Über die Gewährung der Restentgeltbefreiung beschließt das Konkursgericht nach Beginn der Abtretungsperiode von sechs Jahren nach Anhörung der Kreditgeber und des Konkursverwalters (Treuhänders). Wenn der Schuldner die Prozesskosten bezahlt hat, kann der Schuldner die frühzeitige Tilgung der Restschuld anstreben. In diesem Falle wird die Phase der guten Durchführung auf fünf Jahre gekürzt. Eine Verkürzung der Good-Debit-Phase auf drei Jahre ist gegeben, wenn der Verwalter/Treuhänder einen Wert erhalten hat, der es den Gläubigern des Insolvenzverfahrens erlaubt, um mind. 35 Prozentpunkte zufrieden zu sein.

Kann ein Kreditor während des Prozesses gegen mich klagen? Für die Laufzeit des Konkursverfahrens und die darauf folgende Zeit des guten Verhaltens (6 Jahre ab Verfahrenseröffnung, ggf. weniger) sind Vollstreckungsmaßnahmen für Kreditgeber des Konkursverfahrens verboten. Worauf sollten Schuldner besonders achten? Der Schuldner ist nach dem Insolvenzantrag zur Mitwirkung und Information verpflichtet, die zu befolgen sind.
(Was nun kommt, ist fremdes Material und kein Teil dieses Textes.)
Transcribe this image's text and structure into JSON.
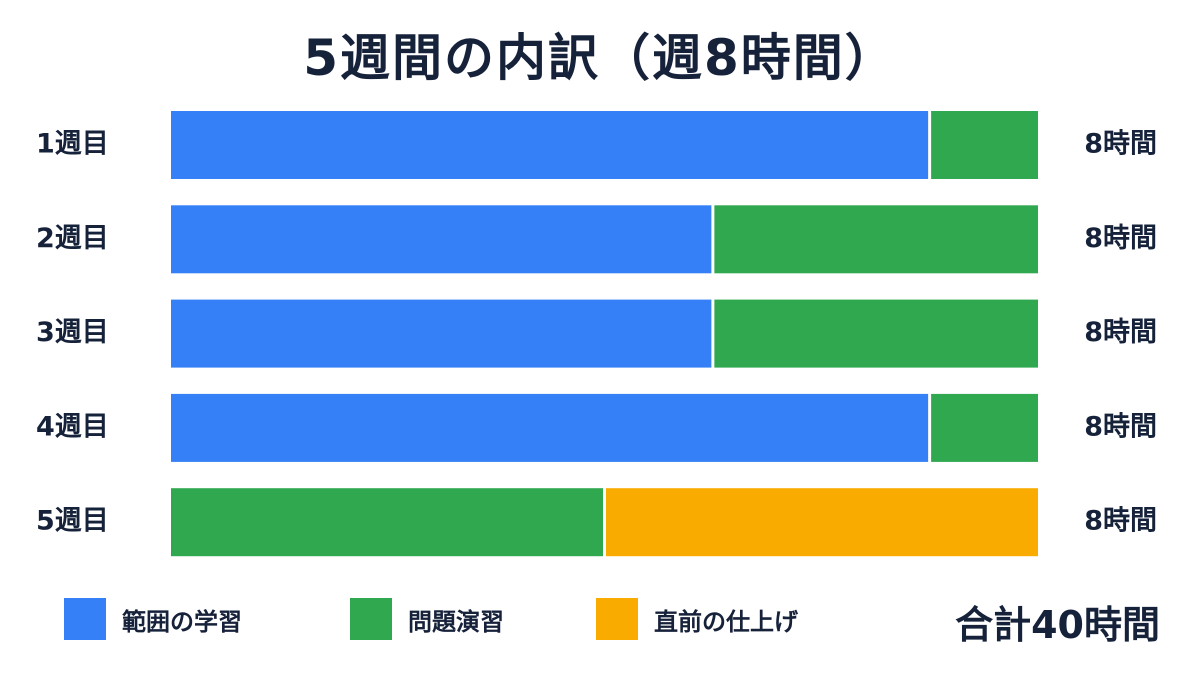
{
  "title": "5週間の内訳（週8時間）",
  "total_label": "合計40時間",
  "colors": {
    "study": "#3580f6",
    "practice": "#2fa84f",
    "finish": "#f9ab00",
    "text": "#16213a"
  },
  "legend": [
    {
      "key": "study",
      "label": "範囲の学習"
    },
    {
      "key": "practice",
      "label": "問題演習"
    },
    {
      "key": "finish",
      "label": "直前の仕上げ"
    }
  ],
  "chart_data": {
    "type": "bar",
    "orientation": "horizontal",
    "stacked": true,
    "title": "5週間の内訳（週8時間）",
    "categories": [
      "1週目",
      "2週目",
      "3週目",
      "4週目",
      "5週目"
    ],
    "series": [
      {
        "name": "範囲の学習",
        "key": "study",
        "values": [
          7,
          5,
          5,
          7,
          0
        ]
      },
      {
        "name": "問題演習",
        "key": "practice",
        "values": [
          1,
          3,
          3,
          1,
          4
        ]
      },
      {
        "name": "直前の仕上げ",
        "key": "finish",
        "values": [
          0,
          0,
          0,
          0,
          4
        ]
      }
    ],
    "totals": [
      "8時間",
      "8時間",
      "8時間",
      "8時間",
      "8時間"
    ],
    "xlim": [
      0,
      8
    ],
    "grid": false,
    "legend_position": "bottom"
  }
}
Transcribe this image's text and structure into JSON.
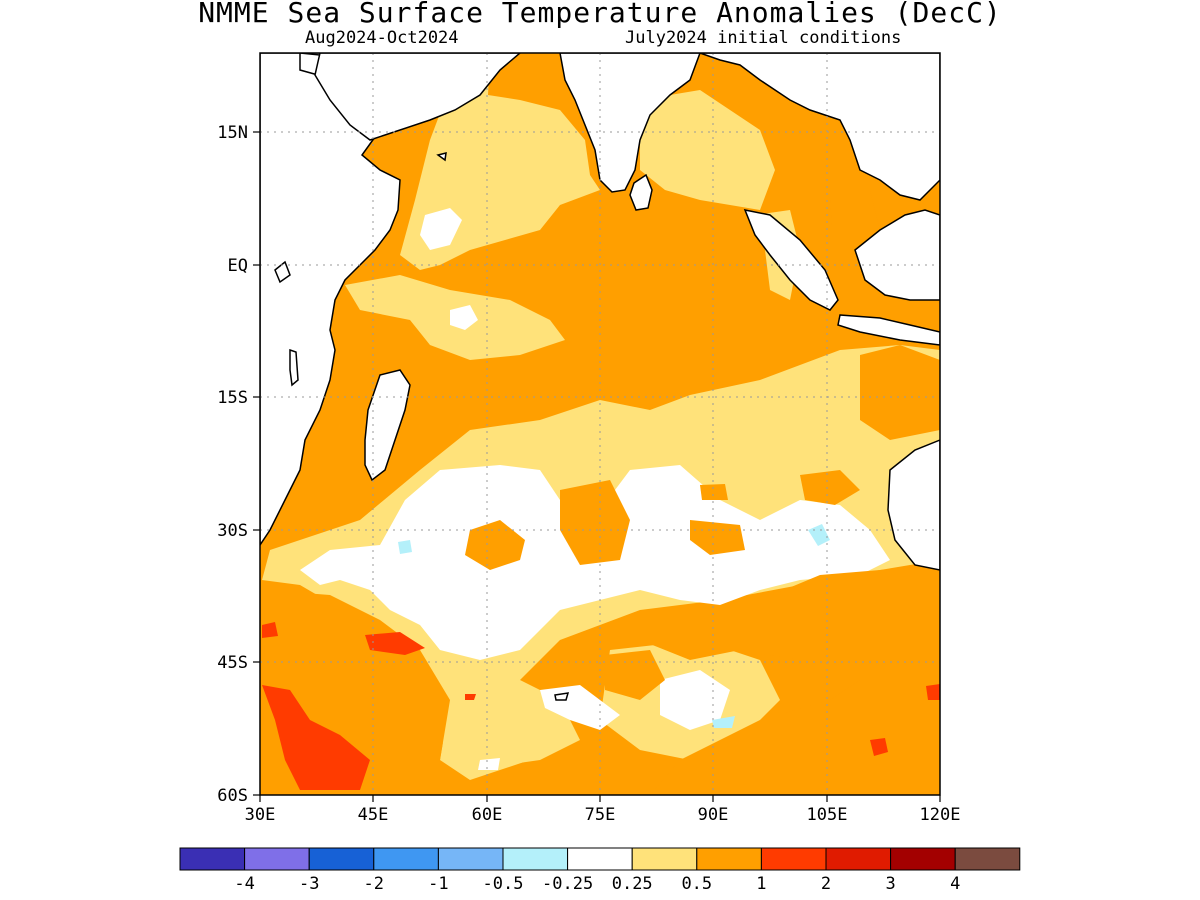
{
  "title": "NMME Sea Surface Temperature Anomalies (DecC)",
  "subtitle_left": "Aug2024-Oct2024",
  "subtitle_right": "July2024 initial conditions",
  "lat_ticks": [
    "15N",
    "EQ",
    "15S",
    "30S",
    "45S",
    "60S"
  ],
  "lon_ticks": [
    "30E",
    "45E",
    "60E",
    "75E",
    "90E",
    "105E",
    "120E"
  ],
  "colorbar": {
    "colors": [
      "#3a2fb4",
      "#7f6fe8",
      "#1761d6",
      "#3f97f2",
      "#76b6f7",
      "#b4f0fa",
      "#ffffff",
      "#ffe27a",
      "#ff9f00",
      "#ff3b00",
      "#e01b00",
      "#a30000",
      "#7b4b3f"
    ],
    "labels": [
      "-4",
      "-3",
      "-2",
      "-1",
      "-0.5",
      "-0.25",
      "0.25",
      "0.5",
      "1",
      "2",
      "3",
      "4"
    ]
  },
  "colors": {
    "land": "#ffffff",
    "coast": "#000000",
    "grid": "#9a9a9a"
  }
}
Ansonsten läuft der Schuldner das Risiko, dass die geforderte Entlastung von Restschuld nicht gewährt wird. Der Insolvenzgerichtshof kann vom Schuldner fordern, dass er die Genauigkeit und Vollzähligkeit seiner Angaben als Eid bestätigt. Schuldner, die wir in unserem Konkursverfahren unterstützen, werden darüber separat informiert.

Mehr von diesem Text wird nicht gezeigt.